Tuesday, December 27, 2011

Flip flopping on RomneyCare

Although both Newt Gingrich and Mitt Romney seem to be doing a flip flop on RomneyCare, significant changes to the Massachusetts law have taken place since the initiating bill passed in 2006. As a Massachusetts state legislator, I have seen many bills working their way through the committee process that seek to add procedures/equipment/illnesses to what we call the “minimum creditable coverage” (MCC) standard—the definition of what a policy must cover in order to be deemed “legal” (that is, not subject to penalty for the policy owner via his/her personal income tax return).

The continuing ratcheting up of the MCC has produced health insurance policies that average well over $14,000 per year for a small group family plan, the highest premium cost in the country (a statistic from the Internal Revenue Service).
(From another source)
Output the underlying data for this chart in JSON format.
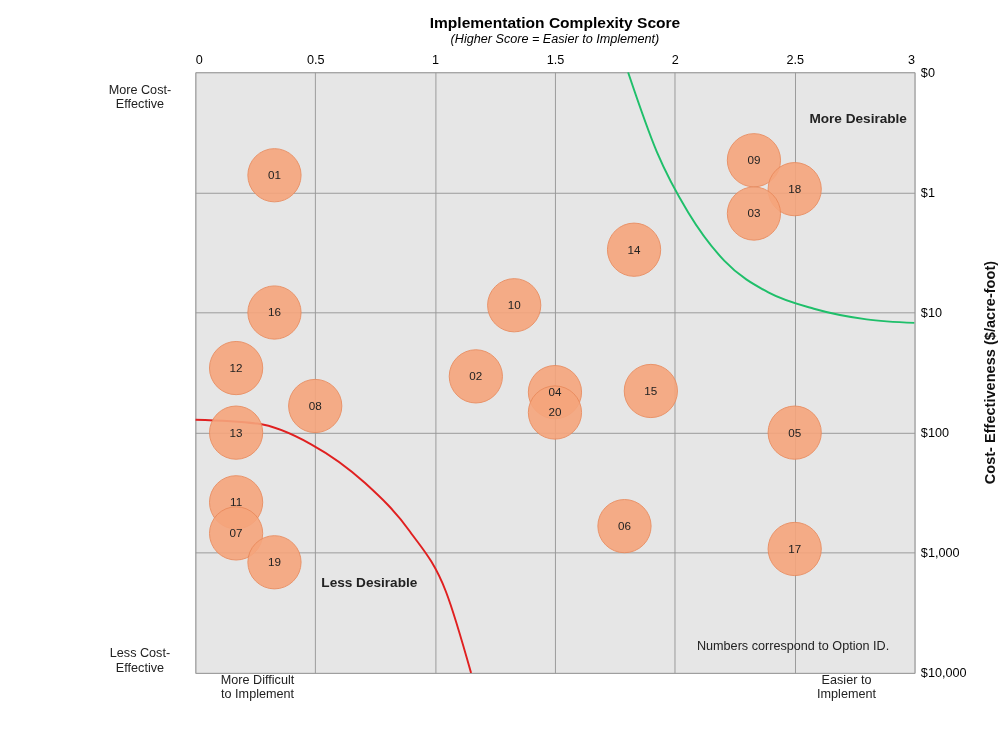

At the same time, RomneyCare did not carry with it any provisions to reduce the cost of health care delivery; just the theory that universal coverage would temper fast rising premiums as well as emergency room visits for people without health insurance. The theory proved not to be correct, but the blame for this can be pinned on the state legislature’s actions since the enactment of RomneyCare as much, or more so, than the 2006 legislation.

It is not at all surprising that both Gingrich and Romney have reformulated their opinions on RomneyCare as it pertains to ObamaCare. No one questions that the Affordable Care Act (ACA) was premised on the Massachusetts concept, but one only has to look at the results of this incubator experiment in Massachusetts to see that, perhaps, this solution should not be ported to the nation as a whole.

For those who do support the ACA, there may be some level of comfort in noting that, in spite of Massachusetts leading the way in high health insurance premiums both before and after RomneyCare, the rate of increase since passing RomneyCare is tracking below the national average. Cost savings measures, such as uniform electronic medical records and accountable care organizations are being discussed at the Statehouse as ways to make our health care delivery system more efficient and less subject to fee-for-service arrangements.

In my opinion, expressing disappointment with a system that was so promising five years ago (before it was implemented) is not at all hypocritical, but reflective on outcomes to-date. The more important policy issue for these candidates is not the repeal of ObamaCare, but what avenue will yield the best, most affordable health care delivery system for the United States.